Perang Demokrat Dan PDIP – Beberapa ribu atribut Partai Demokrat, mulai dari bendera, poster, serta baliho, dirusak orang tidak diketahui di muka DPRD Riau, Sabtu (15/12/2018) pagi hari. Tindakan vandalis ini bersamaan dengan kehadiran Susilo Bambang Yudhoyono serta Jokowi Widodo di hari yang sama.

SBY, Presiden ke-6 Indonesia sekaligus juga Ketua Umum Demokrat, hadir dalam rencana pelantikan pengurus DPC Partai Demokrat se-Provinsi Riau. Sesaat Jokowi, Presiden ke-7 Indonesia sekaligus juga kader PDIP, hadir untuk hadir beberapa acara.

Spekulasi juga merebak. Wakil Sekretaris Jenderal Partai Demokrat Andi Arief menyebutkan perusakan ini ialah pesanan kader PDIP. Hal tersebut dia kenali dari wanita yang jadi terduga perusakan.

“Ya, pernyataan aktor pada kami,” kata Andi Arief pada reporter Tirto.

Dalam cuitannya di Twitter jam 08.57 WIB, Andi menyebutkan aktor perusakan sejumlah 35 orang serta dibagi dalam lima team. Semasing dibayar Rp150 ribu per orang.

Ketua Divisi Komunikasi Publik Partai Demokrat Imelda Sari menjelaskan perihal sama, jika aktor diminta orang PDIP.

“Menurut pernyataan satu orang yang tertangkap [perusakan diperintah kader PDIP] serta sekarang ini tengah dalam kontrol Polresta Pekanbaru,”

Pengakuan keras juga keluar dari SBY sendiri. Saat lihat sendiri atribut-atribut itu tergeletak demikian saja di trotoar sampai selokan, SBY geleng-geleng kepala. Pada wartawan, dia juga menyentuh Jokowi, tetapi bukan dalam rencana menuduh.

“Saya ini bukan Calon presiden, saya tidak bersaing dengan bapak presiden Jokowi,” tuturnya.

Dia juga menjelaskan jika sampai kini Demokrat berjalan “dengan beberapa cara yang baik.” “Tetapi nyatanya ini yang kami temukan,” kata SBY. Dia juga menjelaskan perusakan, perobekan, serta pembuangan baliho bergambar mukanya sama juga dengan “mencapai saya, merobek saya, serta buang saya ke selokan.”

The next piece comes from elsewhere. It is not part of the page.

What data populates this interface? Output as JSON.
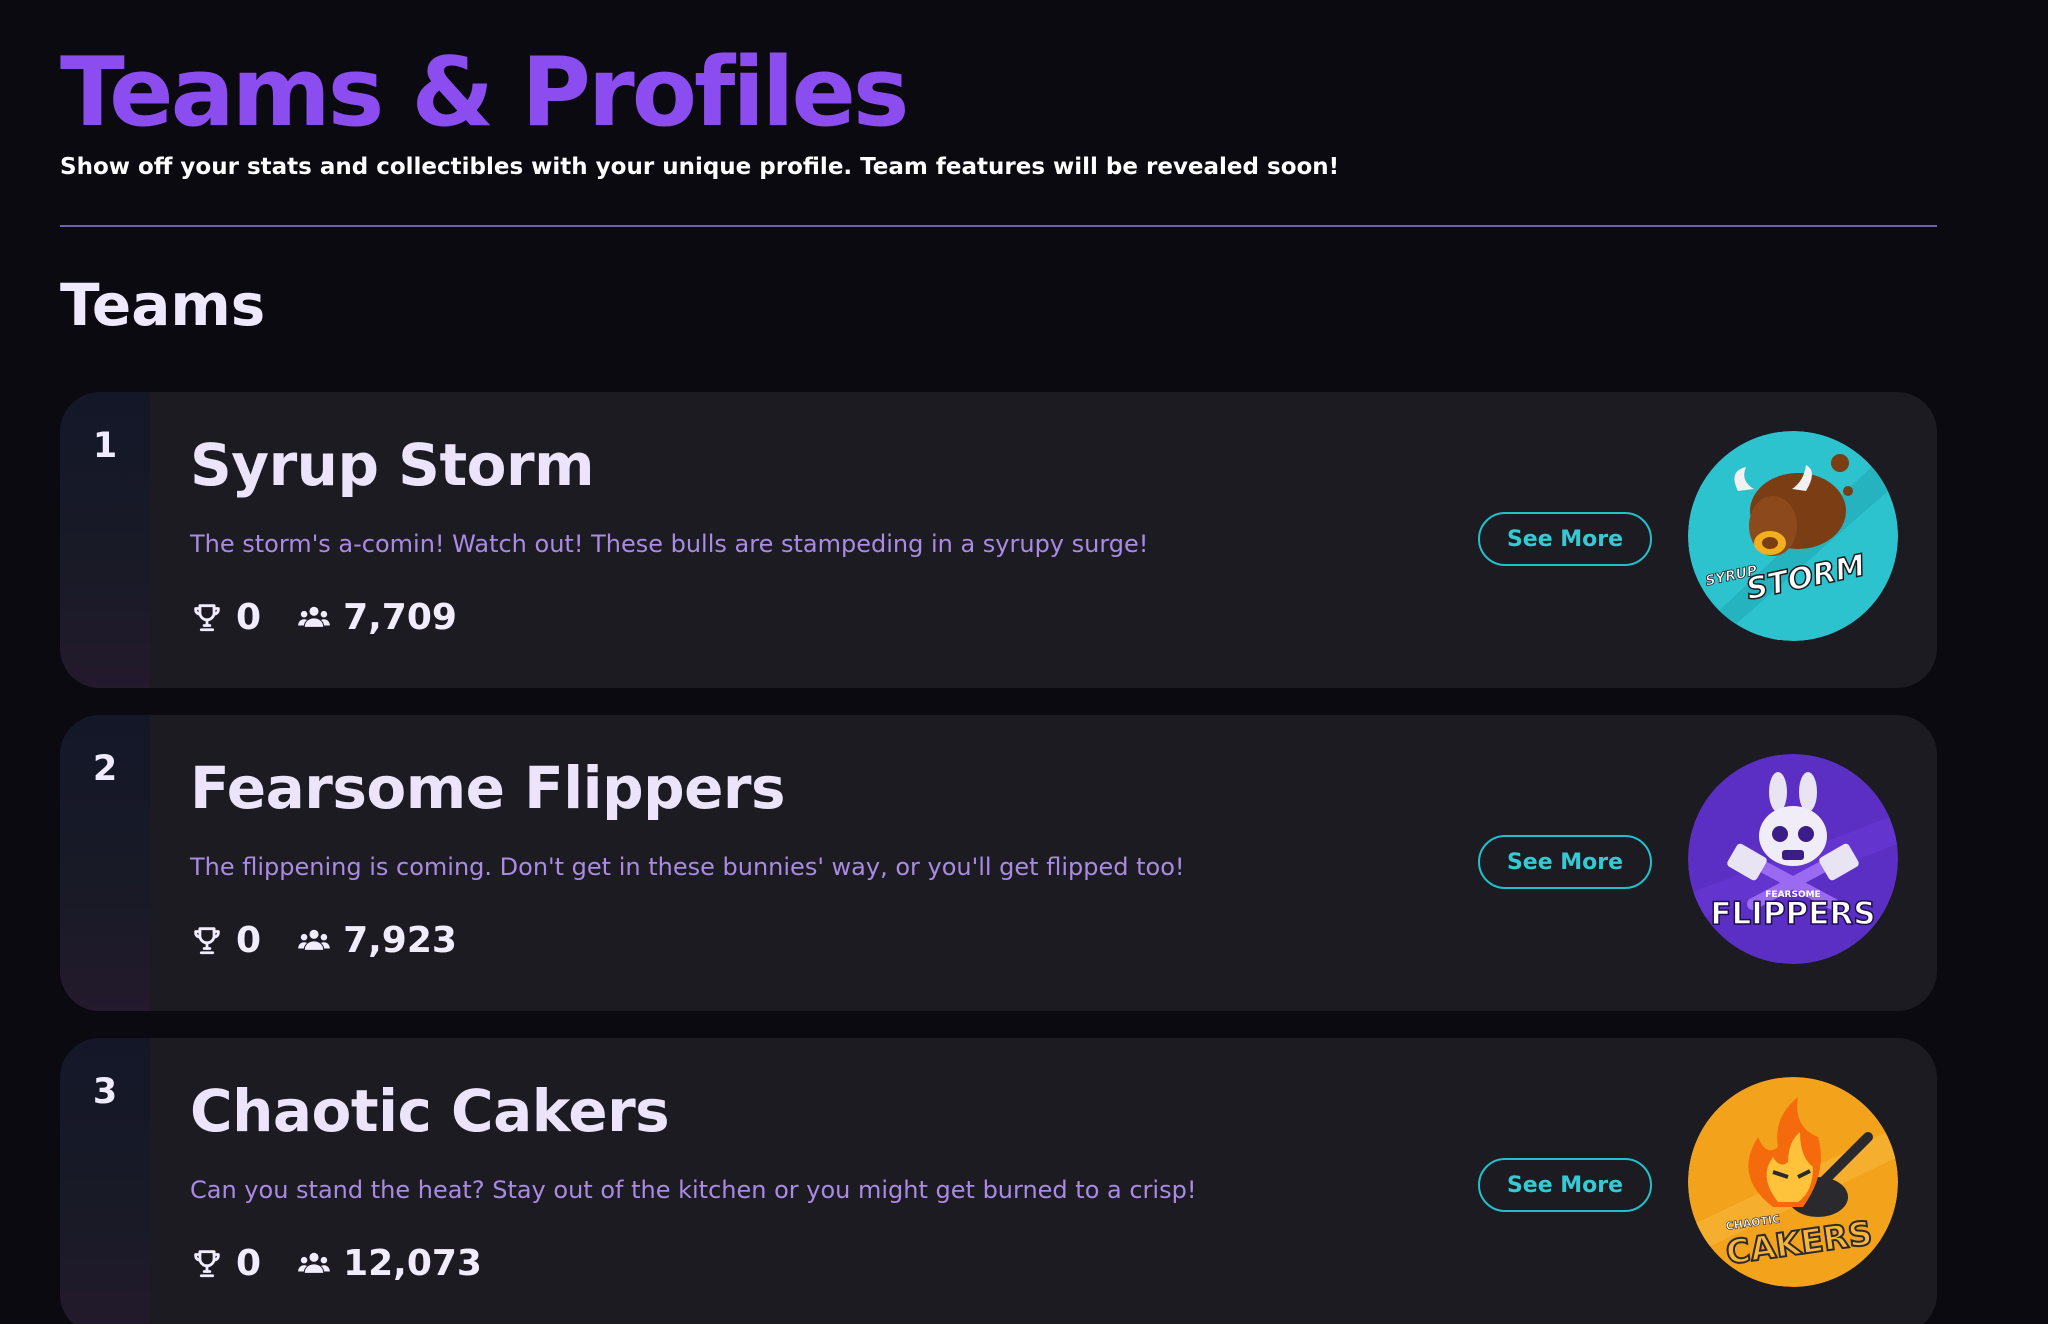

Dia juga lalu memerintah kader-kadernya turunkan saja semua atribut partai. Lebih baik mengalah, kata sisa tentara ini.

Sang anak, Agus Harimurti Yudhoyono yang menjabat menjadi Komandan Kogasma, mengutuk perusakan itu.

Dia menjelaskan perusakan atribut menjadi reaksi terlalu berlebih dari pihak yang cemas pada koalisi Partai Demokrat di daerah itu.

“Saya mengutuk keras terjadinya insiden perusakan pada bendera, baliho, serta atribut Partai Demokrat di Pekanbaru, Riau, oleh sekumpulan orang terorganisir,” kata AHY dalam tayangan persnya.